From the social mask to the expressive mask 🎭
A workshop on working with Instagram-as-mask for presence, not performance
Dear friends,
Back in April, many of you noticed that I left my old Instagram behind and started again as @thresholdsinger.
I overheard in a coffee shop recently some women talking about how “fake” everything on Instagram is. Certainly for me, over many years, any real possibilities of social connection there were drowned in polished self-brands, highlight reels of people’s lives, and the low self-worth that I believe is intentionally programmed into the platform.
It wasn’t feeding me — not as a friend, not as a human, and not even as a home for my work. I was trying to use one account for everything: keeping up with people I love, holding onto pieces of my past, sharing fragments of my creative practice, and building the deeper streams of my work. In trying to do all of that in one place, I ended up feeling like I was speaking to a room full of ghosts.
So I made a choice, in line with leaving Facebook over a decade ago: I stopped using Instagram as a social space. Now, the social lives in more direct, human-to-human ways — WhatsApp voice memos, Zoom calls, dinners, walks, even becoming a regular at my local bar! Come join me for an old-fashioned and some cheeseballs!
I’m interested in real, truthful relationships. Instead of walking past my window and peeking inside at a curated image, I invite those who want to connect with me to knock on my door. I’ll welcome you in, offer you tea, we’ll listen to music, doodle side by side, walk to the river, and speak from the heart.

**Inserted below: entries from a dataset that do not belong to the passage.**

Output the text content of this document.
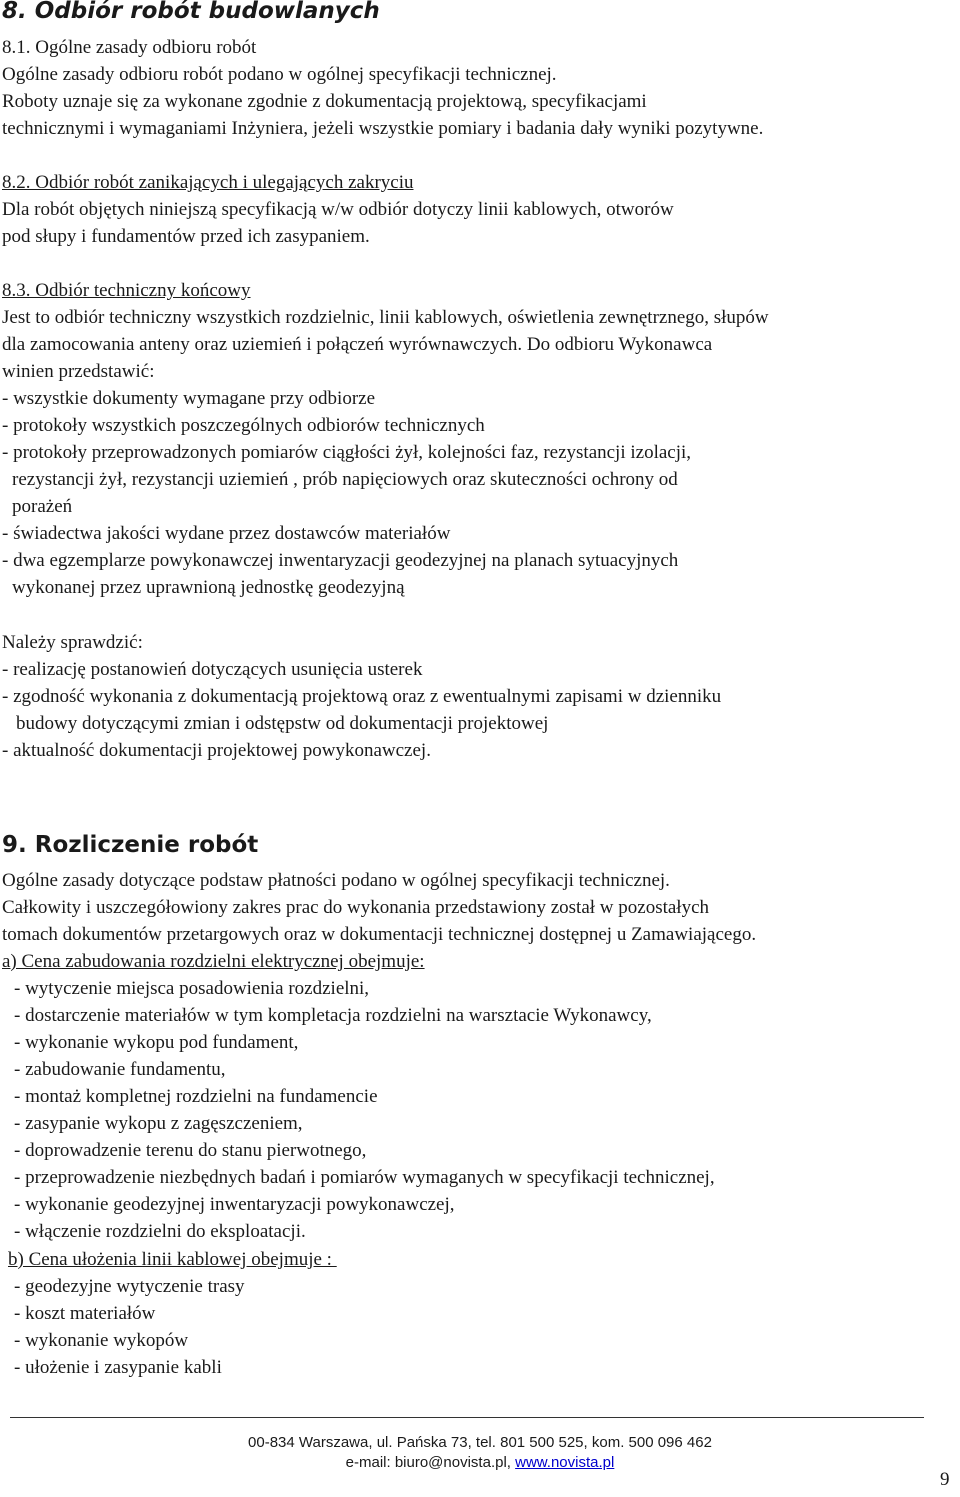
8. Odbiór robót budowlanych
8.1. Ogólne zasady odbioru robót
Ogólne zasady odbioru robót podano w ogólnej specyfikacji technicznej.
Roboty uznaje się za wykonane zgodnie z dokumentacją projektową, specyfikacjami
technicznymi i wymaganiami Inżyniera, jeżeli wszystkie pomiary i badania dały wyniki pozytywne.
8.2. Odbiór robót zanikających i ulegających zakryciu
Dla robót objętych niniejszą specyfikacją w/w odbiór dotyczy linii kablowych, otworów
pod słupy i fundamentów przed ich zasypaniem.
8.3. Odbiór techniczny końcowy
Jest to odbiór techniczny wszystkich rozdzielnic, linii kablowych, oświetlenia zewnętrznego, słupów
dla zamocowania anteny oraz uziemień i połączeń wyrównawczych. Do odbioru Wykonawca
winien przedstawić:
- wszystkie dokumenty wymagane przy odbiorze
- protokoły wszystkich poszczególnych odbiorów technicznych
- protokoły przeprowadzonych pomiarów ciągłości żył, kolejności faz, rezystancji izolacji,
rezystancji żył, rezystancji uziemień , prób napięciowych oraz skuteczności ochrony od
porażeń
- świadectwa jakości wydane przez dostawców materiałów
- dwa egzemplarze powykonawczej inwentaryzacji geodezyjnej na planach sytuacyjnych
wykonanej przez uprawnioną jednostkę geodezyjną
Należy sprawdzić:
- realizację postanowień dotyczących usunięcia usterek
- zgodność wykonania z dokumentacją projektową oraz z ewentualnymi zapisami w dzienniku
budowy dotyczącymi zmian i odstępstw od dokumentacji projektowej
- aktualność dokumentacji projektowej powykonawczej.
9. Rozliczenie robót
Ogólne zasady dotyczące podstaw płatności podano w ogólnej specyfikacji technicznej.
Całkowity i uszczegółowiony zakres prac do wykonania przedstawiony został w pozostałych
tomach dokumentów przetargowych oraz w dokumentacji technicznej dostępnej u Zamawiającego.
a) Cena zabudowania rozdzielni elektrycznej obejmuje:
- wytyczenie miejsca posadowienia rozdzielni,
- dostarczenie materiałów w tym kompletacja rozdzielni na warsztacie Wykonawcy,
- wykonanie wykopu pod fundament,
- zabudowanie fundamentu,
- montaż kompletnej rozdzielni na fundamencie
- zasypanie wykopu z zagęszczeniem,
- doprowadzenie terenu do stanu pierwotnego,
- przeprowadzenie niezbędnych badań i pomiarów wymaganych w specyfikacji technicznej,
- wykonanie geodezyjnej inwentaryzacji powykonawczej,
- włączenie rozdzielni do eksploatacji.
b) Cena ułożenia linii kablowej obejmuje :
- geodezyjne wytyczenie trasy
- koszt materiałów
- wykonanie wykopów
- ułożenie i zasypanie kabli
00-834 Warszawa, ul. Pańska 73, tel. 801 500 525, kom. 500 096 462
e-mail: biuro@novista.pl, www.novista.pl
9
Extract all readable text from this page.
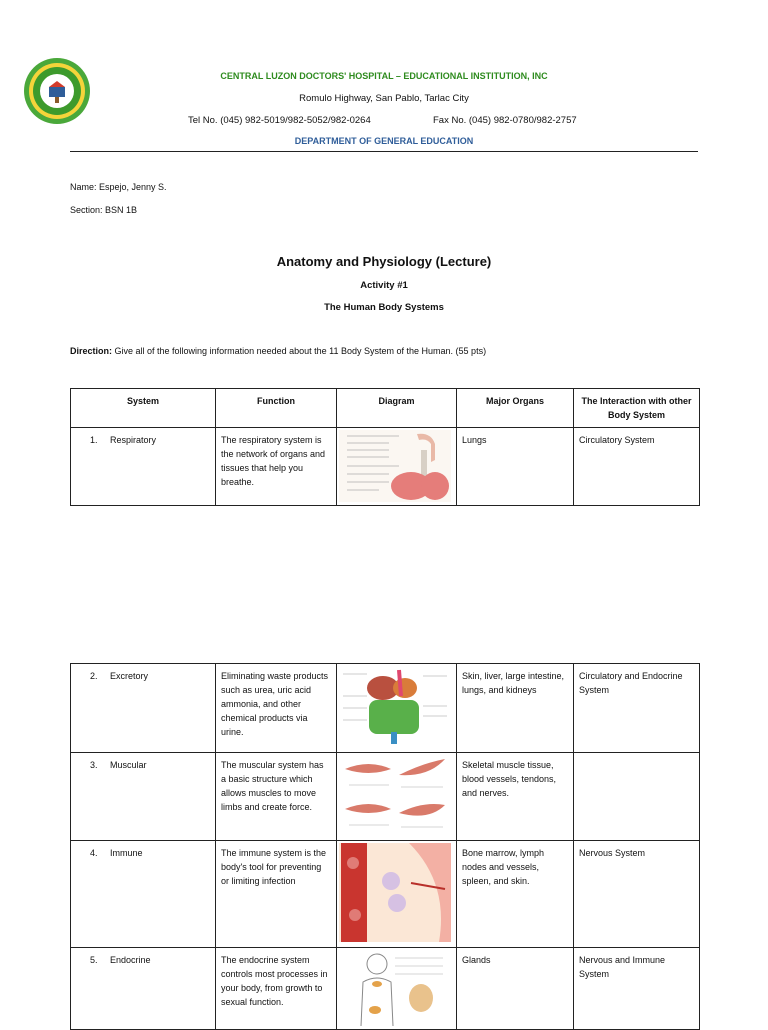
CENTRAL LUZON DOCTORS' HOSPITAL – EDUCATIONAL INSTITUTION, INC
Romulo Highway, San Pablo, Tarlac City
Tel No. (045) 982-5019/982-5052/982-0264	Fax No. (045) 982-0780/982-2757
DEPARTMENT OF GENERAL EDUCATION
Name: Espejo, Jenny S.
Section: BSN 1B
Anatomy and Physiology (Lecture)
Activity #1
The Human Body Systems
Direction: Give all of the following information needed about the 11 Body System of the Human. (55 pts)
System	Function	Diagram	Major Organs	The Interaction with other Body System
1. Respiratory	The respiratory system is the network of organs and tissues that help you breathe.		Lungs	Circulatory System
2. Excretory	Eliminating waste products such as urea, uric acid ammonia, and other chemical products via urine.		Skin, liver, large intestine, lungs, and kidneys	Circulatory and Endocrine System
3. Muscular	The muscular system has a basic structure which allows muscles to move limbs and create force.		Skeletal muscle tissue, blood vessels, tendons, and nerves.	
4. Immune	The immune system is the body's tool for preventing or limiting infection		Bone marrow, lymph nodes and vessels, spleen, and skin.	Nervous System
5. Endocrine	The endocrine system controls most processes in your body, from growth to sexual function.		Glands	Nervous and Immune System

Now, Instagram — Threshold Singer — is persona more than person. An intentional avatar that holds one fragment of me: my mythopoetic writing, my one-on-one work as a midwife of spiritual-creative emergence, and my artistic exploration. It’s not meant for everyone. That’s the point. It’s a coded space, gated by resonance, tuned to those who are operating in a similar atmosphere and already working within harmonious mental and spiritual frameworks.
I’ve come to believe this is what Instagram really is: not a mirror of who we are, but a mask we choose to wear. To strip away the social mask is to ask: what is a more authentic mask? Instead of a mask to hide, the invitation is to put on the shaman’s mask, the theatrical mask — a face, when worn, that invites something deeper to move through. This is the erotic intrigue of the masked ball: when the social mask of containment is dropped, what kind of truth is ready to come forward?
My collaborator and friend, artist Nicholas Dallwitz (Florigenix), does this beautifully. He wears three different masks/accounts — one for AI art, one for Earth-based synth music, one for painting —each with its own color, rhythm, and function. They all belong to him, but each expresses something different. And he’s learned how to play with them without losing himself, but actually to wield his self as fractals of multiplicity.
Together, we offer two very different templates for approaching Instagram, but from the same heart-centered place. His masks operate at scale (112K followers on his main account), seeding resonance through visionary image. Mine is a doorway to intimacy: a frequency-based alignment that invites you deeper into relationship as you pass through the gates.
This Wednesday at 11am EST, Nicholas and I are hosting a 90-minute workshop on Zoom. We’ll share our two approaches and open a conversation about using Instagram masks with intention — not as cover-up or performance, but as tools for authentic expression and real connection.
This is not a manual for mastering the algorithm.
It is a compass for navigating presence.
Space is limited to keep the circle small. Recordings will be available.
🎭 Explore the workshop here.
If you feel curiosity, join us.
What is paradoxical is that since I stepped into the mask, I have found myself more fully unmasked. I no longer filter my expression for the sake of another’s comfort. I no longer circle the endless dance I did for years: trying to fit the vastness of who I am into 150 characters. I no longer dilute my thinking to make it familiar.
I’ve come to peace with my role as edge-walker — which is what all artists ultimately are — and I trust that even if the mind cannot rationalize why, the heart can feel when it wants connection.